Home for Hebrew Infants
- Merged into: Jewish Child Care Association
- Formation: April 16, 1895; 131 years ago
- Location: Bronx, New York, U.S.;
- Services: orphanage
- Formerly called: Hebrew Infant Asylum

= Home for Hebrew Infants =

Orphanage

The Home for Hebrew Infants was an orphanage, originally established at 149th Street and Mott Avenue in the Bronx on April 16, 1895, to care for Jewish babies from infancy to up to five years of age, those too young to be housed with older children. Its goal was to support the health of those in its care and prevent child mortality. By 1898, it had moved to 163rd Street and Eagle Avenue. In 1911, it had moved to Kingsbridge Road and Aqueduct Avenue.

Initially called the Hebrew Infant Asylum, the name was changed in 1916 so it would no longer be confused with the Hebrew Orphan Asylum.

A January 1918 advertisement by the Federation for the Support of Jewish Philanthropic Societies encouraged financial donations to support any of 84 institutions, including the Home, which was described as a child caring society caring for 386 infants per day.

Simon F Bleyer served as a director of the Home for 25 years and treasurer for 15 years. His death was the topic of a special meeting of the Home's directors on 8 June 1922 and memorialized in The New York Herald the following day.

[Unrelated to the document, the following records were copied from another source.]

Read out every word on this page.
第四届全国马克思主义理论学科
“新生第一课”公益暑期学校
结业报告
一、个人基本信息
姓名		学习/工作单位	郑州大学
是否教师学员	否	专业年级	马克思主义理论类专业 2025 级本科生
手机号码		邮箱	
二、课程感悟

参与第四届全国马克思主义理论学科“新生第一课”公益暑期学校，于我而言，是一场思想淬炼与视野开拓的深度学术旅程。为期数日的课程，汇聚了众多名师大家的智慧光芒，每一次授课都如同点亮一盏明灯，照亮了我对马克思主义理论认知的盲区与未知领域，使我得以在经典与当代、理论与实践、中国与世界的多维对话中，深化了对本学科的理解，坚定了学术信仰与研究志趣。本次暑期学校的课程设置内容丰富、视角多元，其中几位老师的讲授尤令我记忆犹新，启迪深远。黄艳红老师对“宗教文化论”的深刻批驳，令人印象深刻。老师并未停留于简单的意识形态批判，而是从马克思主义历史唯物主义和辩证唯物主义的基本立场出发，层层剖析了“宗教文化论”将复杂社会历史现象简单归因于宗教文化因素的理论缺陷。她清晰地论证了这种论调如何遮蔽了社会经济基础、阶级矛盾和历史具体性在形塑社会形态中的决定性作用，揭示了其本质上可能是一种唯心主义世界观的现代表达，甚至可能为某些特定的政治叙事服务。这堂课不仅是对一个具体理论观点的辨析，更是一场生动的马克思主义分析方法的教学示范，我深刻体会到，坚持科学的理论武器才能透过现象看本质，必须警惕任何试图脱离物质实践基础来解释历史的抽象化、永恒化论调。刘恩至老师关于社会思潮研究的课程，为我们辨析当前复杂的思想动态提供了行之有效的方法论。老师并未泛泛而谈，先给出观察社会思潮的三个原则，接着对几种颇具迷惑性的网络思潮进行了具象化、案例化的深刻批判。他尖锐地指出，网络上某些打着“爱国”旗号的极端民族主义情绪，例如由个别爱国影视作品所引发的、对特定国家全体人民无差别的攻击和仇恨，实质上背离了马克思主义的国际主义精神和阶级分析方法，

The Home offered maternity training to expectant and prospective mothers.

The Home's new hospitalization building at West Kingbridge Road and University Avenue in the Bronx, New York, was dedicated on May 10, 1931. Aaron E Norman, President of the Home, was among the many speakers at the event.

In 1940, the Home for Hebrew Infants was merged with the Hebrew Orphan Asylum, the Jewish Children's Clearing Bureau, and Fellowship House to form the Jewish Child Care Association.